A post-exercise facilitation test, which measures muscle activity following voluntary muscle contraction or electrical stimulation, can help identify the effects of carpal tunnel syndrome (CTS) on nerves and muscles in people with Lambert-Eaton myasthenic syndrome (LEMS), a case report shows.
The study, “Use of Post-Exercise Facilitation to Assess Carpal Tunnel Syndrome with Concurrent Lambert-Eaton Myasthenic Syndrome,” was published in the American Journal of Physical Medicine & Rehabilitation.
LEMS is a rare autoimmune disease that affects the neuromuscular junction — the place where nerve cells and muscle fibers communicate — leading to muscle weakness, reduced reflexes, and extreme fatigue.
CTS is a condition caused by compression of the median nerve — the nerve that travels from the arm to the hand — that can cause numbness, tingling, and muscle weakness in the hands and fingers.
The similarity of symptoms may make it difficult to distinguish the two disorders.
Investigators at the University of Michigan documented the case of a patient for whom a post-exercise facilitation test enabled the distinction between CTS and LEMS based on the effects on the muscles and nerves of the hands.
The 64-year-old man had a history of LEMS, and chronic neuropathy (nerve pain) at the elbow. He presented with acute pain and swelling of both hands and feet.
He also had been diagnosed with remitting seronegative symmetrical synovitis with pitting edema (RS3PE), a rare syndrome associated with arthritis in multiple joints, fluid accumulation at the joints, and swelling of hands and feet.

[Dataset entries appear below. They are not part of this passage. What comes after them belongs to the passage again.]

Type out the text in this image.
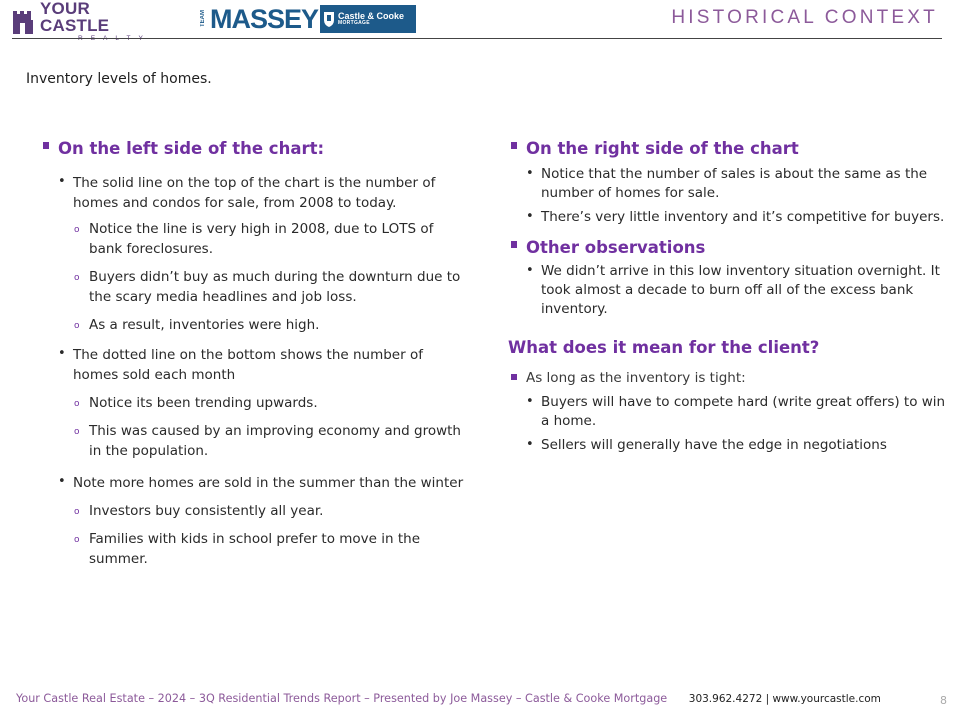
YOUR CASTLE	TEAM MASSEY Castle & Cooke
MORTGAGE	HISTORICAL CONTEXT
Inventory levels of homes.
On the left side of the chart:
• The solid line on the top of the chart is the number of homes and condos for sale, from 2008 to today.
o Notice the line is very high in 2008, due to LOTS of bank foreclosures.
o Buyers didn’t buy as much during the downturn due to the scary media headlines and job loss.
o As a result, inventories were high.
• The dotted line on the bottom shows the number of homes sold each month
o Notice its been trending upwards.
o This was caused by an improving economy and growth in the population.
• Note more homes are sold in the summer than the winter
o Investors buy consistently all year.
o Families with kids in school prefer to move in the summer.
On the right side of the chart
• Notice that the number of sales is about the same as the number of homes for sale.
• There’s very little inventory and it’s competitive for buyers.
Other observations
• We didn’t arrive in this low inventory situation overnight. It took almost a decade to burn off all of the excess bank inventory.
What does it mean for the client?
As long as the inventory is tight:
• Buyers will have to compete hard (write great offers) to win a home.
• Sellers will generally have the edge in negotiations
Your Castle Real Estate – 2024 – 3Q Residential Trends Report – Presented by Joe Massey – Castle & Cooke Mortgage 303.962.4272 | www.yourcastle.com	8
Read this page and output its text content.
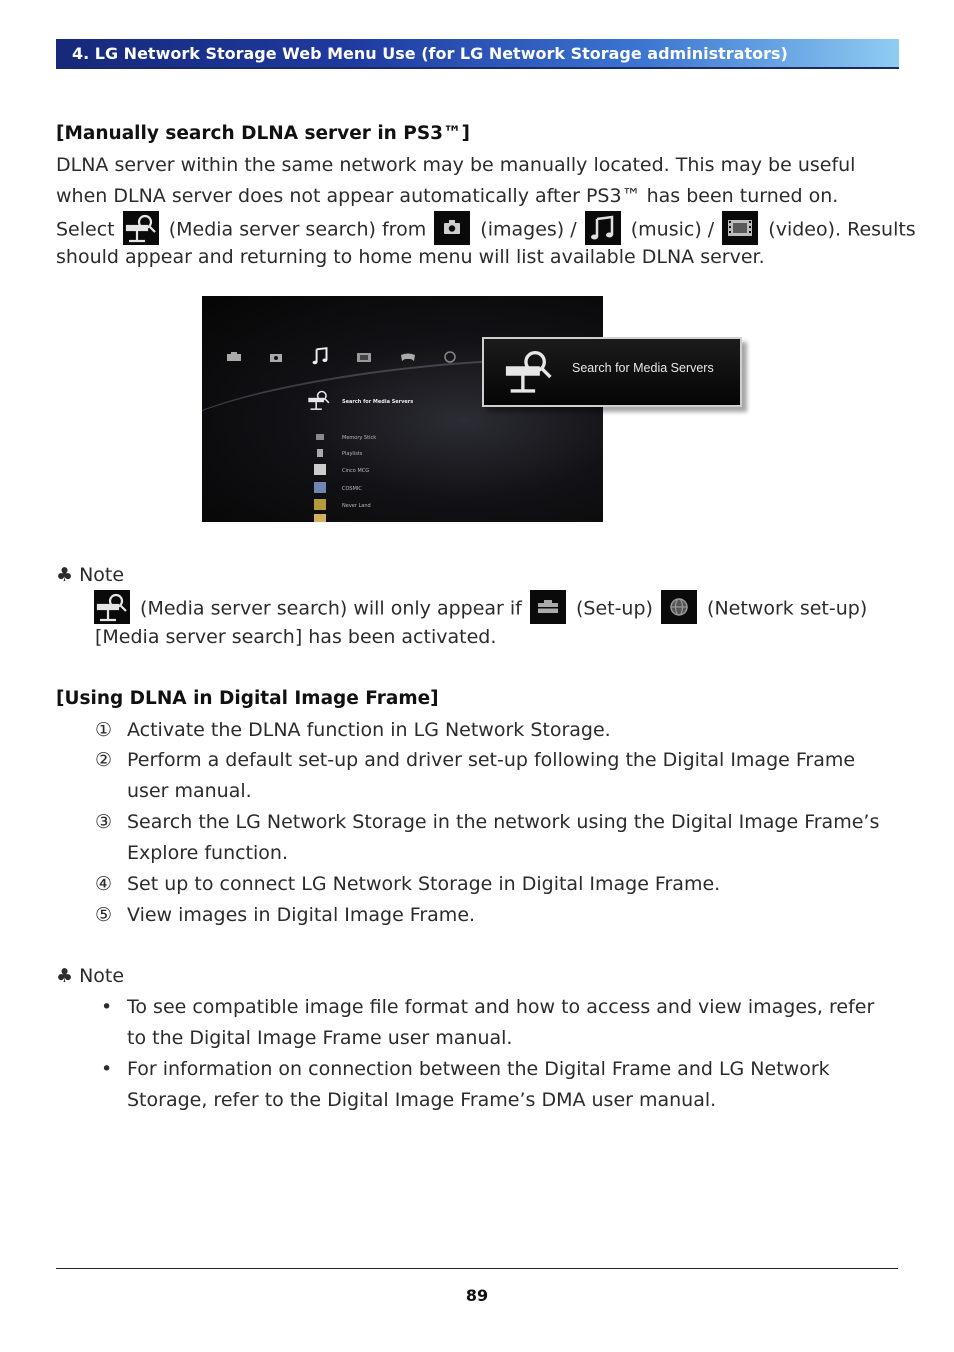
4. LG Network Storage Web Menu Use (for LG Network Storage administrators)
[Manually search DLNA server in PS3™]
DLNA server within the same network may be manually located. This may be useful
when DLNA server does not appear automatically after PS3™ has been turned on.
Select	(Media server search) from	(images) /	(music) /	(video). Results
should appear and returning to home menu will list available DLNA server.
Search for Media Servers
Memory Stick
Playlists
Cinco MCG
COSMIC
Never Land
Search for Media Servers
♣ Note
(Media server search) will only appear if	(Set-up)	(Network set-up)
[Media server search] has been activated.
[Using DLNA in Digital Image Frame]
① Activate the DLNA function in LG Network Storage.
② Perform a default set-up and driver set-up following the Digital Image Frame
user manual.
③ Search the LG Network Storage in the network using the Digital Image Frame’s
Explore function.
④ Set up to connect LG Network Storage in Digital Image Frame.
⑤ View images in Digital Image Frame.
♣ Note
• To see compatible image file format and how to access and view images, refer
to the Digital Image Frame user manual.
• For information on connection between the Digital Frame and LG Network
Storage, refer to the Digital Image Frame’s DMA user manual.
89
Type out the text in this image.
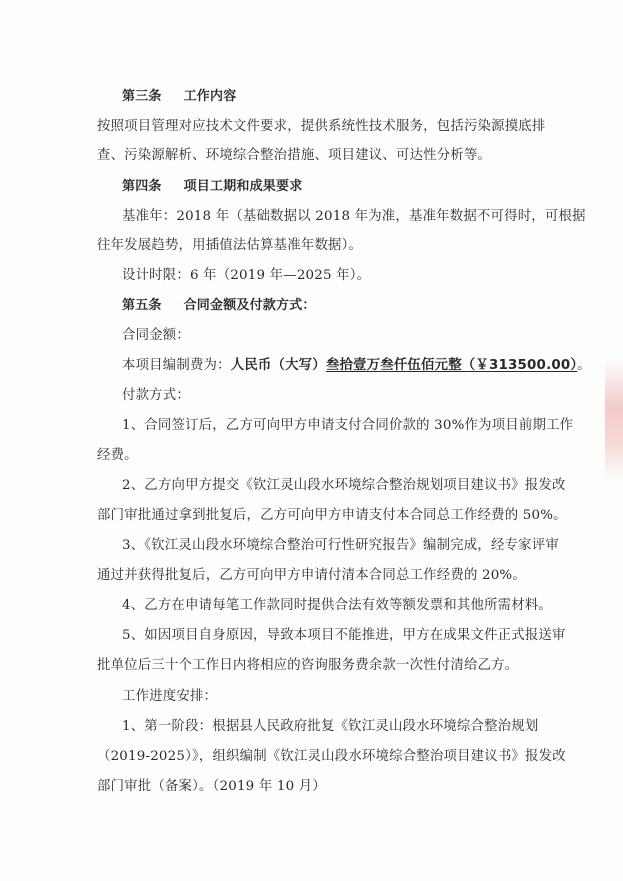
第三条 工作内容
按照项目管理对应技术文件要求，提供系统性技术服务，包括污染源摸底排
查、污染源解析、环境综合整治措施、项目建议、可达性分析等。
第四条 项目工期和成果要求
基准年：2018 年（基础数据以 2018 年为准，基准年数据不可得时，可根据
往年发展趋势，用插值法估算基准年数据）。
设计时限：6 年（2019 年—2025 年）。
第五条 合同金额及付款方式：
合同金额：
本项目编制费为：人民币（大写）叁拾壹万叁仟伍佰元整（￥313500.00）。
付款方式：
1、合同签订后，乙方可向甲方申请支付合同价款的 30%作为项目前期工作
经费。
2、乙方向甲方提交《钦江灵山段水环境综合整治规划项目建议书》报发改
部门审批通过拿到批复后，乙方可向甲方申请支付本合同总工作经费的 50%。
3、《钦江灵山段水环境综合整治可行性研究报告》编制完成，经专家评审
通过并获得批复后，乙方可向甲方申请付清本合同总工作经费的 20%。
4、乙方在申请每笔工作款同时提供合法有效等额发票和其他所需材料。
5、如因项目自身原因，导致本项目不能推进，甲方在成果文件正式报送审
批单位后三十个工作日内将相应的咨询服务费余款一次性付清给乙方。
工作进度安排：
1、第一阶段：根据县人民政府批复《钦江灵山段水环境综合整治规划
（2019-2025）》，组织编制《钦江灵山段水环境综合整治项目建议书》报发改
部门审批（备案）。（2019 年 10 月）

After two months of treatment with oral prednisone, his pain and swelling eased, but numbness and tingling in his hands remained.
At this point, physicians started suspecting the patient might have CTS, which was backed up by a physical examination showing he had mild muscle weakness on the muscle controlling the movement of his thumbs.
A post-exercise facilitation test performed after the patient was asked to contract his arm muscles for 20 seconds showed that muscle activity on his left arm increased by more than 150%. However, no changes in muscle activity were observed on his right arm.
According to his care team, the findings suggest that CTS accounts for muscle activity reduction on the right arm due to lack of nerve signal propagation caused by the compression of the median nerve at the wrist, or by the loss of nerve endings (axons).
“In contrast, on the left, repair of amplitude to within normal range with exercise-induced facilitation indicates neuromuscular junction dysfunction, rather than CTS, as the primary cause,” the scientists wrote.
This hypothesis was supported by additional tests that showed greater compression and a longer time to respond to electrical stimulation in the median nerve on the right arm compared to the left arm.
“This case illustrates the use of post-exercise facilitation test to distinguish the reversible neuromuscular junction transmission defect from the fixed low amplitudes seen with a focal nerve lesion,” the team concluded.